GE-Honeywell—economic ‘bundling’ still off limits



Brussels, Belgium —On July 3, 2001, the economic theory of bundling moved dramatically from the academic arena to that of public policy, when the European Commission blocked the $42 billion megamerger between General Electric Co. (GE) and Honeywell International Inc. Key to the objection to this amalgamation was a concern over economic bundling. The decision came after U.S. regulatory authorities had approved the transaction.


On December 14, the Court of First Instance, the EU's second-highest court, backed the Commission's original view that the deal would have given the combined company, including GE's finance affiliate, too much power in the jet-powered-aviation and small-marine-gas-turbine markets.
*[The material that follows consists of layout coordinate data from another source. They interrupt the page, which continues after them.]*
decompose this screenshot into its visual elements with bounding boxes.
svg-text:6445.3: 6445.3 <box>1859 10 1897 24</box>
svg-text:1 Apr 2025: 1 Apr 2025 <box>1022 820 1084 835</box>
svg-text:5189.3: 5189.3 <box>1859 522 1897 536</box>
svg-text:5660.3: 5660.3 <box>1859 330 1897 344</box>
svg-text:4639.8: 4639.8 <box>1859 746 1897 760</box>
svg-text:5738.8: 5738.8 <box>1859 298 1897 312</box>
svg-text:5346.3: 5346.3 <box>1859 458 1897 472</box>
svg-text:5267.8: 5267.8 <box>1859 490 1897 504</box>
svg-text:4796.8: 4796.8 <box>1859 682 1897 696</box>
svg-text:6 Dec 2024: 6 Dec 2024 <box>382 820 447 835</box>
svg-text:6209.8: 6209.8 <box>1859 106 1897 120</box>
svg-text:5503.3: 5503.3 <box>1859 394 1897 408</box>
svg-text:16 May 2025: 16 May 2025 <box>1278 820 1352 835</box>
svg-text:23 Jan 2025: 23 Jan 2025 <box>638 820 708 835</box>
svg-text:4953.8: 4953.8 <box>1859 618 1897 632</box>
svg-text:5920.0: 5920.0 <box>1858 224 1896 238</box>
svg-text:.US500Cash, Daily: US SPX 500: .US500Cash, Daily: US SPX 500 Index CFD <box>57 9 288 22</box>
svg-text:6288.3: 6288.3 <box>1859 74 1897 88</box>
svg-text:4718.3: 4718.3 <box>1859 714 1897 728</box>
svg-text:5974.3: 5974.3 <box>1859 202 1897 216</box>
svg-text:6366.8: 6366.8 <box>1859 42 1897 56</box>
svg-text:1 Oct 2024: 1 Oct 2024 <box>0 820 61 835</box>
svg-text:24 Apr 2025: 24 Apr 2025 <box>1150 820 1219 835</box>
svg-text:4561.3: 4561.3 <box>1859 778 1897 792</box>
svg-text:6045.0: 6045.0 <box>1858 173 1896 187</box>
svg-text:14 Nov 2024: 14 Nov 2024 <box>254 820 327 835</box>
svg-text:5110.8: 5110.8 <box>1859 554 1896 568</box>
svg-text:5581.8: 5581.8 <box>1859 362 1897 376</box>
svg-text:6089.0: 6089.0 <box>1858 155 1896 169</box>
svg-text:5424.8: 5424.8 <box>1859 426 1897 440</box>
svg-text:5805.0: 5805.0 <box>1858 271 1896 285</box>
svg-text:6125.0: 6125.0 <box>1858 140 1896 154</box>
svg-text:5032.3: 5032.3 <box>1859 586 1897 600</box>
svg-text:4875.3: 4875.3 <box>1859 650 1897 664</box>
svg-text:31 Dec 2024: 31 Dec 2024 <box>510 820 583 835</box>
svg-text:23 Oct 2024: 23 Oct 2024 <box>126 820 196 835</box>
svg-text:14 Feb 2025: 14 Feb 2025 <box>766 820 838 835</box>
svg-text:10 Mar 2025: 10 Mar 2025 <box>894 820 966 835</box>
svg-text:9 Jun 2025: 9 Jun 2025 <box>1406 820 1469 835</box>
However the Court also indicated that the Commission "made manifest errors of assessment" in leaning on a theory of effects of a conglomerate, such as economic coercion of customers and suppliers alike.


Nevertheless, GE's counsel Hendrik Bourgeois was quoted by the Associated Press in saying, "It seems that the court agrees with our positions… that the Commission was wrong to predict that the transaction would have had a conglomerate effect based on the financial strength of GE, the vertical integration that the transaction would have caused and from bundling."


The decision is moot for the companies, as neither firm has plans to restart the merger process.